The truth can also be wrapped in an entertaining narrative.

The greatest triumph of fiction over fact, as Aristotle implied, is that it can show the world as it can be and should be. In fiction, for a vast majority of cases, good triumphs over evil, unlike in the reality of the Al Jazeera global news bulletins. For good to triumph over evil in the real, non-fiction world, for truth to get through—it must be marketed; it must be encased in an appealing narrative. “Telling the truth” does not work.

Story is part of human DNA. Logic cannot beat story—not for persuasion anyway. Nevertheless, journalists can sparkle with a counter-narrative about why they think that a story, particularly during campaign times, is being spun a certain way. They can conjecture, with panache, trying to be a fly on the wall in the strategy room by deduction, and present their conjecture honestly as a hypothesis. The fourth estate could have colorfully covered the story about how John Howard bastardized the republic referendum in Australia by asking a loaded question: polls had suggested two-thirds of Australians did not favor a foreign national as the head of state. Fourth estate journalists could have, Jon Stewart-style, satirized G W Bush’s Claytons funding of stem cell research, whereby funding was provided only for a limited number of contaminated lines. Federal Treasurer Wayne Swan’s tall claim that the Labor Government prevented Australia from the GFC-led worldwide recession has not been, but could have been, countered with the élan of insightful satire.

Such a breakaway group, intent on spilling the beans, would inevitably have an adversarial relationship with the government in power. The rebel group could be denied, for its entire masthead, access to government-sponsored breaking news and press conferences. It is not something an entire brand can bear easily. Perhaps the fourth estate cannot be part of a media empire. Even a private media platform cannot freely examine the hand that feeds it.

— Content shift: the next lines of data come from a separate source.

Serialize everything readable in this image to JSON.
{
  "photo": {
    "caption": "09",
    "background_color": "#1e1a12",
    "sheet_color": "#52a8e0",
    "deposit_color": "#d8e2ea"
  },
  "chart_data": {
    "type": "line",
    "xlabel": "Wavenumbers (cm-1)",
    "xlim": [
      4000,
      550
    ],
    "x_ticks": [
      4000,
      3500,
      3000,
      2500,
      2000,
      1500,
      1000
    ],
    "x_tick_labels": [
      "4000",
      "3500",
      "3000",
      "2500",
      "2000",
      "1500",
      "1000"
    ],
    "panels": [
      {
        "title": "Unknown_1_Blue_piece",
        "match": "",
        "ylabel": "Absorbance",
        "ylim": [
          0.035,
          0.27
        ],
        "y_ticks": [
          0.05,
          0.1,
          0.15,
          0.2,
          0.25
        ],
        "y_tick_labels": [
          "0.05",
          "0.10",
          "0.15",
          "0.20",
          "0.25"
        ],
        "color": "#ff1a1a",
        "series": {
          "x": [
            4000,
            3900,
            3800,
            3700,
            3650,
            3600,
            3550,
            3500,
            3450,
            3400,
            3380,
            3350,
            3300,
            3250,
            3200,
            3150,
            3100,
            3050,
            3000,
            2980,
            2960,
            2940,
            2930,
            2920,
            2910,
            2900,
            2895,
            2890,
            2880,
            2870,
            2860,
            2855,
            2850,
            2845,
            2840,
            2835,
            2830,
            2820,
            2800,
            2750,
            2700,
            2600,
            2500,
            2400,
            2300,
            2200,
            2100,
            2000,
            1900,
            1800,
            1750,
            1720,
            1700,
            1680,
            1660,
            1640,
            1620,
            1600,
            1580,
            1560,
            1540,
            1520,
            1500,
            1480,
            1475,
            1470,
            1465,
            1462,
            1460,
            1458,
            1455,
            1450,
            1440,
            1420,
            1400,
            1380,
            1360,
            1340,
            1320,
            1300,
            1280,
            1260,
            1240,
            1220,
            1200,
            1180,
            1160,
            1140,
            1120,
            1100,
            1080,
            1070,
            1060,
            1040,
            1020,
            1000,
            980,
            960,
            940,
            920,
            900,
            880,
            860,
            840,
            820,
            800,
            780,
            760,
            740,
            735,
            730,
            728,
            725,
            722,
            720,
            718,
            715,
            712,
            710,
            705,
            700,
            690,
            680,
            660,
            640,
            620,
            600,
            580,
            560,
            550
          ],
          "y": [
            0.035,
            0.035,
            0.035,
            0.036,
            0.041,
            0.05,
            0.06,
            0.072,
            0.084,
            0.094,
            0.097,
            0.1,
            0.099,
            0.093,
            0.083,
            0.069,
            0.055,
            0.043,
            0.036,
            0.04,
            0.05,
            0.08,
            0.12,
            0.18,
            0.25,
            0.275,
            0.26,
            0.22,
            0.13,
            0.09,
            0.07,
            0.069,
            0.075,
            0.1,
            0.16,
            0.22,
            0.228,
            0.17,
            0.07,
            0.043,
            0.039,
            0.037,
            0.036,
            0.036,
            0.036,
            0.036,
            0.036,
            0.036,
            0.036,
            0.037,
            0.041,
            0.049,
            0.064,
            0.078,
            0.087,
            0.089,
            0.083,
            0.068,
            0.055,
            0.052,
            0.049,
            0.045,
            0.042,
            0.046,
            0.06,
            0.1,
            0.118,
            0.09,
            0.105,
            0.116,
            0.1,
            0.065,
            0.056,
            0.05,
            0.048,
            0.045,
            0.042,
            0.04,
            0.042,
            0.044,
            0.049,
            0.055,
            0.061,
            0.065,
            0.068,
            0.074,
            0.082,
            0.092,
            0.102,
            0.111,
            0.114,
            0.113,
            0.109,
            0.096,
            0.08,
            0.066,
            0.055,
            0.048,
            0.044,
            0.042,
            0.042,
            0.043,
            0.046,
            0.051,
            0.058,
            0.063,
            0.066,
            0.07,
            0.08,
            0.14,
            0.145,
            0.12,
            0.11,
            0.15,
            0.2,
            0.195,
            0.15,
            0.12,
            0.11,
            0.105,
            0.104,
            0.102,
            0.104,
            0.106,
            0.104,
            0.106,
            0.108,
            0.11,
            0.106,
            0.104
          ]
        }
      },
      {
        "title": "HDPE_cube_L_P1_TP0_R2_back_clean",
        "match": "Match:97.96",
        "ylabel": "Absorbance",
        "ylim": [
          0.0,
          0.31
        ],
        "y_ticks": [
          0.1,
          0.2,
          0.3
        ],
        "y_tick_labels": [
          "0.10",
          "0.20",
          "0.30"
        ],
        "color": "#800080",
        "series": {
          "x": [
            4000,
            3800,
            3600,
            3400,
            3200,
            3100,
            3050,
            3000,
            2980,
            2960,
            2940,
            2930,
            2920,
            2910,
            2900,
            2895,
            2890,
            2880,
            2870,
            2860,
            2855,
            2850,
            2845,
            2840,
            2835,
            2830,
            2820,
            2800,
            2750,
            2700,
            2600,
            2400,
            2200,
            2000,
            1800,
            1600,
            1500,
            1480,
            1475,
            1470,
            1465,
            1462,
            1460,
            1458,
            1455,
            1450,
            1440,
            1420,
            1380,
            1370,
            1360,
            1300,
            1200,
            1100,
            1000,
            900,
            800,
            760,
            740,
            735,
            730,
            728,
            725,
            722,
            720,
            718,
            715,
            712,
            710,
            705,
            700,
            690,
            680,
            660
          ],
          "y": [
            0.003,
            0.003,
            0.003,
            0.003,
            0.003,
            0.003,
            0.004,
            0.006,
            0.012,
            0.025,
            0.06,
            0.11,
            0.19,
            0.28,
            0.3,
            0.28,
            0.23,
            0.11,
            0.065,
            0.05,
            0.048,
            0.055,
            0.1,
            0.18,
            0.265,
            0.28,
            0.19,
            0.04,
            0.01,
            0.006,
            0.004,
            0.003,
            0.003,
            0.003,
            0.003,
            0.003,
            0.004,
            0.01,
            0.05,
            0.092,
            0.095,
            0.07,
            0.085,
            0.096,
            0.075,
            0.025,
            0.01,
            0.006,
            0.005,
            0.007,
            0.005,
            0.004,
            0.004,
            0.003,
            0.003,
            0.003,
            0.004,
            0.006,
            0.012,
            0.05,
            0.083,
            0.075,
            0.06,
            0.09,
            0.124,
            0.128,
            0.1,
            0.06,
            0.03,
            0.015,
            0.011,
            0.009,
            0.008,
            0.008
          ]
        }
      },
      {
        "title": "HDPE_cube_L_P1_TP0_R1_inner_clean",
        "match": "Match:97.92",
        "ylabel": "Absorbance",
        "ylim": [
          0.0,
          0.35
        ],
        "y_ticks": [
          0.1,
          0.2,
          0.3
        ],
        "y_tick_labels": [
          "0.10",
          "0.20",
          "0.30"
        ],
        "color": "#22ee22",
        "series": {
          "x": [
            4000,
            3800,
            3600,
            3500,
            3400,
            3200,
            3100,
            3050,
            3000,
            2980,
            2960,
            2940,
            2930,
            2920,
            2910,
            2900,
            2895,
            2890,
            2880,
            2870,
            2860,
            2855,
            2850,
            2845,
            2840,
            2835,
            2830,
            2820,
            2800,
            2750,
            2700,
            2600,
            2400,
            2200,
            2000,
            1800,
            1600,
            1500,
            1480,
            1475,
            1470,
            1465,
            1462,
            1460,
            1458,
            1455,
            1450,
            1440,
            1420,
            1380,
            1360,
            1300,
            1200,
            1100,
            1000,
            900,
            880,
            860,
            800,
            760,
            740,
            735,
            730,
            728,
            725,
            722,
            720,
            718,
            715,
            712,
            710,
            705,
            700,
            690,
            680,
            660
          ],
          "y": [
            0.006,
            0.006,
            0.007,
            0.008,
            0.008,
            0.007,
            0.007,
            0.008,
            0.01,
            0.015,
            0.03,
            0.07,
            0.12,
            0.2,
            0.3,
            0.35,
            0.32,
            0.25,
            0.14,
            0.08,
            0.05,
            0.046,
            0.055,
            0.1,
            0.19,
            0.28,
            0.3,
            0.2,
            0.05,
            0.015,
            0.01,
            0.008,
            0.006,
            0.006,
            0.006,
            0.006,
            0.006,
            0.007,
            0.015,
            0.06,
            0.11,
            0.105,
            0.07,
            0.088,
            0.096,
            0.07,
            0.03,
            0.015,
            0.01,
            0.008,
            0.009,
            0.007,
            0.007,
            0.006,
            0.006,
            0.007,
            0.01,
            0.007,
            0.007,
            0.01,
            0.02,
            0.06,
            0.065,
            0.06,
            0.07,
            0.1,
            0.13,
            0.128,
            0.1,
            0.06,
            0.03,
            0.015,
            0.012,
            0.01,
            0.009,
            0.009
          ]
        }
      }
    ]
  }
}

Notwithstanding the issue of being necessarily late on government-led news, a story, about how The Story was manufactured, could be just as entertaining as The Story. The brand that tears rhetoric apart, may need to, for commercial reasons, be legally excised from the rest of the masthead, which can then continue to follow the herd. This is why bloggers, free of news-exclusives, are better at the fourth estate function than mainstream media.
Nonetheless, a brand focused exclusively on the watchdog function can entertain as well, by making us ‘almost’ privy to the backroom strategy with reverse engineering. Entertainment pulls people in. Advertising revenue may be secured by audiences in numbers that matter. That is the prototype I am suggesting—engaging, deductive Watergaters, sworn to objectivity, as the new fourth estate. They could become the exemplars that survive the internet media revolution.